Ce n'est pas le meilleur rugbyman français des quinze dernières années. Mais Sébastien Chabal est incontestablement celui qui a le plus marqué son sport, à l'heure de la professionnalisation et d'une médiatisation plus poussée. International français à 62 reprises de 2000 à 2011, il a remporté deux Tournoi des Six Nations (2007 et le Grand Chelem de 2010) et participé aux Coupes du monde 2007 (4e) et 2011 (2e).

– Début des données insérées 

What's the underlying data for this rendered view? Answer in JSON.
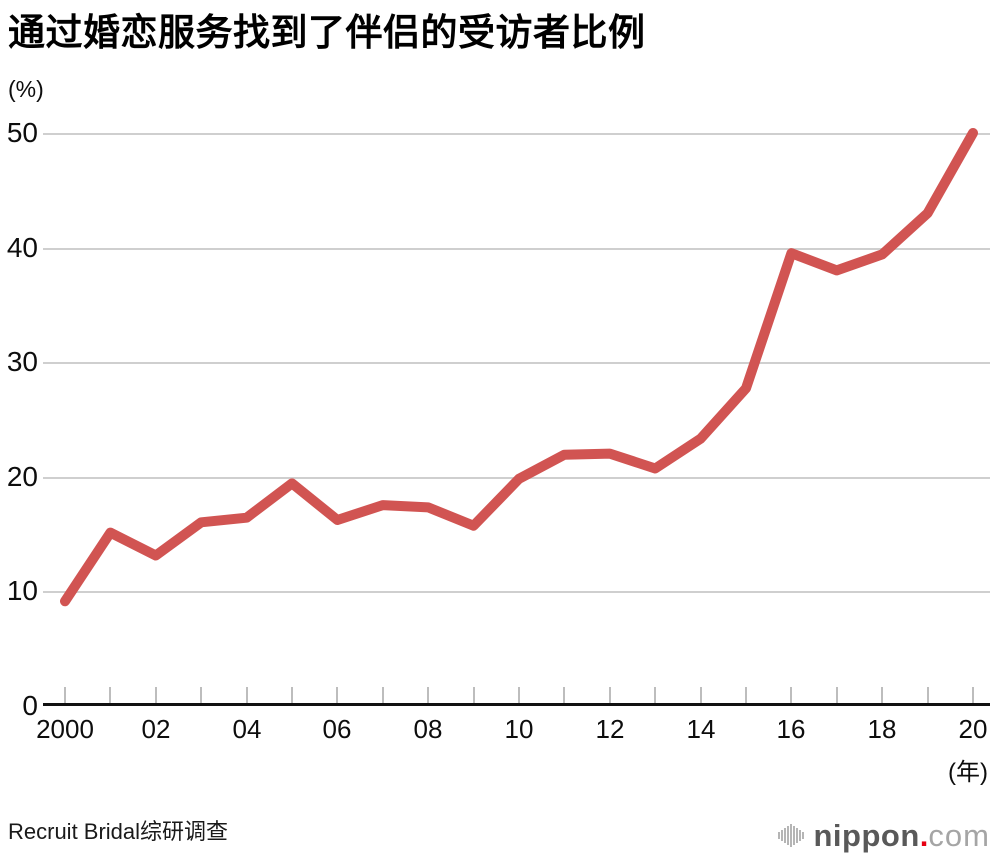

Son palmarès en club? Une finale européenne avec son club formateur de Bourgoin-Jallieu, en 1999, puis un challenge européen et un championnat d'Angleterre avec Sale. "Normalement, un sportif est reconnu quand il gagne un trophée, un titre, une compétition, une médaille... quelque chose, quoi! Moi, je n'ai rien de tout cela", confiait-il en 2008 dans L'Equipe Magazine.

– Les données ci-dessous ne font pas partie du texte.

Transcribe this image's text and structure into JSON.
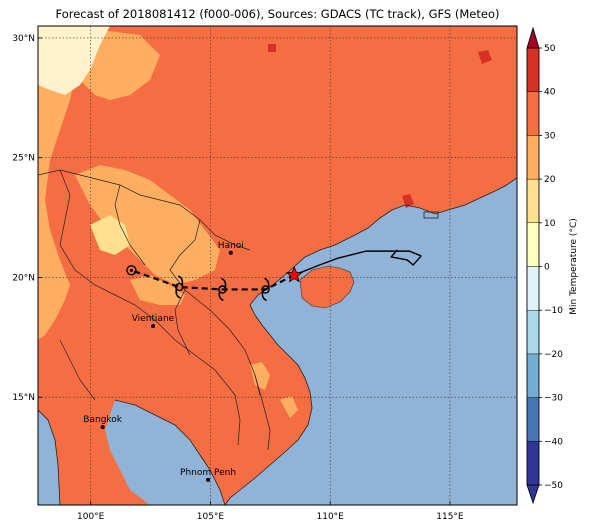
{
  "title": "Forecast of 2018081412 (f000-006), Sources: GDACS (TC track), GFS (Meteo)",
  "axes": {
    "lon_range": [
      97.8,
      117.8
    ],
    "lat_range": [
      10.5,
      30.5
    ],
    "x_ticks": [
      {
        "lon": 100,
        "label": "100°E"
      },
      {
        "lon": 105,
        "label": "105°E"
      },
      {
        "lon": 110,
        "label": "110°E"
      },
      {
        "lon": 115,
        "label": "115°E"
      }
    ],
    "y_ticks": [
      {
        "lat": 30,
        "label": "30°N"
      },
      {
        "lat": 25,
        "label": "25°N"
      },
      {
        "lat": 20,
        "label": "20°N"
      },
      {
        "lat": 15,
        "label": "15°N"
      }
    ]
  },
  "colorbar": {
    "label": "Min Temperature (°C)",
    "levels": [
      -50,
      -40,
      -30,
      -20,
      -10,
      0,
      10,
      20,
      30,
      40,
      50
    ],
    "tick_labels": [
      "−50",
      "−40",
      "−30",
      "−20",
      "−10",
      "0",
      "10",
      "20",
      "30",
      "40",
      "50"
    ],
    "colors": [
      "#313695",
      "#4575b4",
      "#74add1",
      "#abd9e9",
      "#e0f3f8",
      "#ffffbf",
      "#fee090",
      "#fdae61",
      "#f46d43",
      "#d73027",
      "#a50026"
    ]
  },
  "colors": {
    "sea": "#91b3d7",
    "land_warm": "#f46d43",
    "land_mild": "#fdae61",
    "land_cool": "#fee090",
    "land_cold": "#fff5d0",
    "storm_marker": "#ff0000"
  },
  "cities": [
    {
      "name": "Hanoi",
      "lon": 105.85,
      "lat": 21.03
    },
    {
      "name": "Vientiane",
      "lon": 102.6,
      "lat": 17.97
    },
    {
      "name": "Bangkok",
      "lon": 100.5,
      "lat": 13.75
    },
    {
      "name": "Phnom Penh",
      "lon": 104.9,
      "lat": 11.55
    }
  ],
  "track": {
    "observed": [
      {
        "lon": 113.8,
        "lat": 20.9
      },
      {
        "lon": 113.3,
        "lat": 21.1
      },
      {
        "lon": 111.5,
        "lat": 21.1
      },
      {
        "lon": 110.3,
        "lat": 20.8
      },
      {
        "lon": 109.5,
        "lat": 20.5
      },
      {
        "lon": 108.5,
        "lat": 20.1
      }
    ],
    "current": {
      "lon": 108.5,
      "lat": 20.1
    },
    "forecast": [
      {
        "lon": 108.5,
        "lat": 20.1
      },
      {
        "lon": 107.3,
        "lat": 19.5
      },
      {
        "lon": 105.5,
        "lat": 19.5
      },
      {
        "lon": 103.7,
        "lat": 19.6
      },
      {
        "lon": 101.7,
        "lat": 20.3
      }
    ],
    "forecast_symbols": [
      {
        "lon": 107.3,
        "lat": 19.5
      },
      {
        "lon": 105.5,
        "lat": 19.5
      },
      {
        "lon": 103.7,
        "lat": 19.6
      }
    ],
    "end_symbol": {
      "lon": 101.7,
      "lat": 20.3
    }
  }
}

Cette reconnaissance atypique a vite porté un nom: la "chabalmania". Bien conseillé, il a su la faire fructifier, créant une marque de vêtement (Ruckfield) et multipliant les contrats publicitaires (Orange, Urgo, Caron, Seat, etc). Flash back sur ses fondements.

Il sonne Masoe

Deux actions de Chabal lors de la tournée en Nouvelle-Zélande de juin 2007 ont engragé des millions de pages vues. Lors du test du 2 juin, il met d'abord un énorme tampon sur Chris Masoe, qui se relève difficilement. L'action fait rapidement le tour des forums de fans de rugby.


Il casse la machoire de Williams

Fidèle à son surnom de "Cartouche", Chabal remet ça au test-match suivant avec Ali Williams. Le 2e ligne des All Blacks se retrouve avec la machoire fracturée après un choc avec le Français. Ne manquant pas d'humour, le Néo-Zélandais lance ensuite un concours de recettes à avaler avec une paille!

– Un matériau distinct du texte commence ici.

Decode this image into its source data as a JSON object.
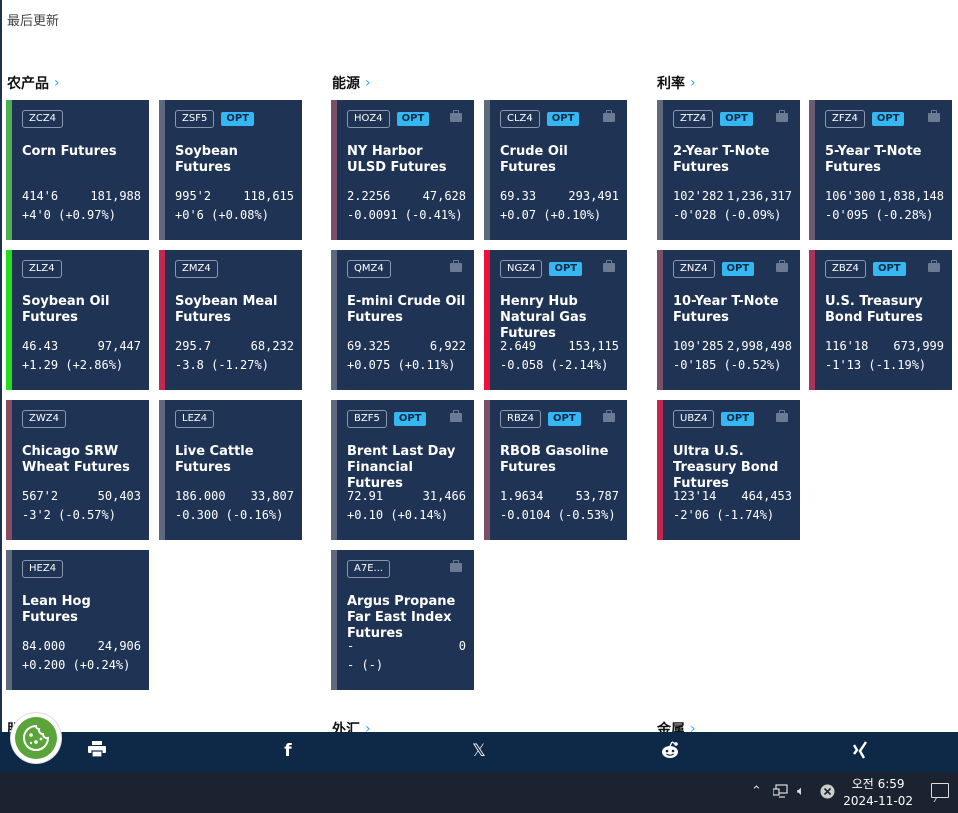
{
  "header": {
    "last_updated": "最后更新"
  },
  "sections": {
    "agri": "农产品",
    "energy": "能源",
    "rates": "利率",
    "bottom_left": "股",
    "fx": "外汇",
    "metals": "金属"
  },
  "cards": {
    "zcz4": {
      "code": "ZCZ4",
      "opt": "",
      "name": "Corn Futures",
      "last": "414'6",
      "volume": "181,988",
      "change": "+4'0 (+0.97%)",
      "bar_color": "#4caf50"
    },
    "zsf5": {
      "code": "ZSF5",
      "opt": "OPT",
      "name": "Soybean Futures",
      "last": "995'2",
      "volume": "118,615",
      "change": "+0'6 (+0.08%)",
      "bar_color": "#5e6a7c"
    },
    "zlz4": {
      "code": "ZLZ4",
      "opt": "",
      "name": "Soybean Oil Futures",
      "last": "46.43",
      "volume": "97,447",
      "change": "+1.29 (+2.86%)",
      "bar_color": "#22e01e"
    },
    "zmz4": {
      "code": "ZMZ4",
      "opt": "",
      "name": "Soybean Meal Futures",
      "last": "295.7",
      "volume": "68,232",
      "change": "-3.8 (-1.27%)",
      "bar_color": "#c2284f"
    },
    "zwz4": {
      "code": "ZWZ4",
      "opt": "",
      "name": "Chicago SRW Wheat Futures",
      "last": "567'2",
      "volume": "50,403",
      "change": "-3'2 (-0.57%)",
      "bar_color": "#8a4a62"
    },
    "lez4": {
      "code": "LEZ4",
      "opt": "",
      "name": "Live Cattle Futures",
      "last": "186.000",
      "volume": "33,807",
      "change": "-0.300 (-0.16%)",
      "bar_color": "#5e6a7c"
    },
    "hez4": {
      "code": "HEZ4",
      "opt": "",
      "name": "Lean Hog Futures",
      "last": "84.000",
      "volume": "24,906",
      "change": "+0.200 (+0.24%)",
      "bar_color": "#5e6a7c"
    },
    "hoz4": {
      "code": "HOZ4",
      "opt": "OPT",
      "name": "NY Harbor ULSD Futures",
      "last": "2.2256",
      "volume": "47,628",
      "change": "-0.0091 (-0.41%)",
      "bar_color": "#7a5068"
    },
    "clz4": {
      "code": "CLZ4",
      "opt": "OPT",
      "name": "Crude Oil Futures",
      "last": "69.33",
      "volume": "293,491",
      "change": "+0.07 (+0.10%)",
      "bar_color": "#5e6a7c"
    },
    "qmz4": {
      "code": "QMZ4",
      "opt": "",
      "name": "E-mini Crude Oil Futures",
      "last": "69.325",
      "volume": "6,922",
      "change": "+0.075 (+0.11%)",
      "bar_color": "#5e6a7c"
    },
    "ngz4": {
      "code": "NGZ4",
      "opt": "OPT",
      "name": "Henry Hub Natural Gas Futures",
      "last": "2.649",
      "volume": "153,115",
      "change": "-0.058 (-2.14%)",
      "bar_color": "#e8123a"
    },
    "bzf5": {
      "code": "BZF5",
      "opt": "OPT",
      "name": "Brent Last Day Financial Futures",
      "last": "72.91",
      "volume": "31,466",
      "change": "+0.10 (+0.14%)",
      "bar_color": "#5e6a7c"
    },
    "rbz4": {
      "code": "RBZ4",
      "opt": "OPT",
      "name": "RBOB Gasoline Futures",
      "last": "1.9634",
      "volume": "53,787",
      "change": "-0.0104 (-0.53%)",
      "bar_color": "#7a5068"
    },
    "a7e": {
      "code": "A7E...",
      "opt": "",
      "name": "Argus Propane Far East Index Futures",
      "last": "-",
      "volume": "0",
      "change": "- (-)",
      "bar_color": "#5e6a7c"
    },
    "ztz4": {
      "code": "ZTZ4",
      "opt": "OPT",
      "name": "2-Year T-Note Futures",
      "last": "102'282",
      "volume": "1,236,317",
      "change": "-0'028 (-0.09%)",
      "bar_color": "#5e6a7c"
    },
    "zfz4": {
      "code": "ZFZ4",
      "opt": "OPT",
      "name": "5-Year T-Note Futures",
      "last": "106'300",
      "volume": "1,838,148",
      "change": "-0'095 (-0.28%)",
      "bar_color": "#6a5a74"
    },
    "znz4": {
      "code": "ZNZ4",
      "opt": "OPT",
      "name": "10-Year T-Note Futures",
      "last": "109'285",
      "volume": "2,998,498",
      "change": "-0'185 (-0.52%)",
      "bar_color": "#7a5068"
    },
    "zbz4": {
      "code": "ZBZ4",
      "opt": "OPT",
      "name": "U.S. Treasury Bond Futures",
      "last": "116'18",
      "volume": "673,999",
      "change": "-1'13 (-1.19%)",
      "bar_color": "#a8345e"
    },
    "ubz4": {
      "code": "UBZ4",
      "opt": "OPT",
      "name": "Ultra U.S. Treasury Bond Futures",
      "last": "123'14",
      "volume": "464,453",
      "change": "-2'06 (-1.74%)",
      "bar_color": "#c2284f"
    }
  },
  "share": {
    "print_icon": "print-icon",
    "facebook_icon": "facebook-icon",
    "x_icon": "x-icon",
    "reddit_icon": "reddit-icon",
    "xing_icon": "xing-icon"
  },
  "taskbar": {
    "time": "오전 6:59",
    "date": "2024-11-02"
  },
  "colors": {
    "card_bg": "#1f3355",
    "accent": "#35b8f2",
    "share_bar": "#0e2848",
    "taskbar": "#1b2331"
  }
}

Il parle français en France

C'est en Angleterre, avec Sale, de 2004 à 2009, que Chabal a changé de dimension médiatique. La grande raison? Son look. C'est dans ce club qu'il commence à arborer cheveux longs et barbe fournie qui lui valent, tout autant que son jeu rugueux, son surnom le plus célèbre, "Caveman" ("l'homme des cavernes"). Les journalistes anglais qui avaient l'habitude de le suivre Outre-Manche ne lui arrachent cependant qu'une réponse dans leur langue lors de la Coupe du Monde 2007 en France.


Il a marqué son essai le plus spectaculaire contre... la Namibie

Chabal, plus souvent "impact player" que titulaire avec les Bleus, n'a marqué que six essais internationaux. Deux l'ont été lors du 2e match de la Coupe du monde 2007 en France, contre la faible Namibie. Sur une charge de 40 mètres, il casse plusieurs plaquages pour marquer l'essai le plus spectaculaire de sa carrière, en sprinteur bulldozer.


Il possède un double au musée Grévin

L'année de la Coupe du monde en Nouvelle-Zélande, Chabal a fait son entrée au musée Grévin. Il n'est alors que le 3e rugbyman a avoir son double de cire avec Adolphe Jauréguy en 1920 et Lucien Mias en 1960. Une preuve supplémentaire que ce joueur est à part.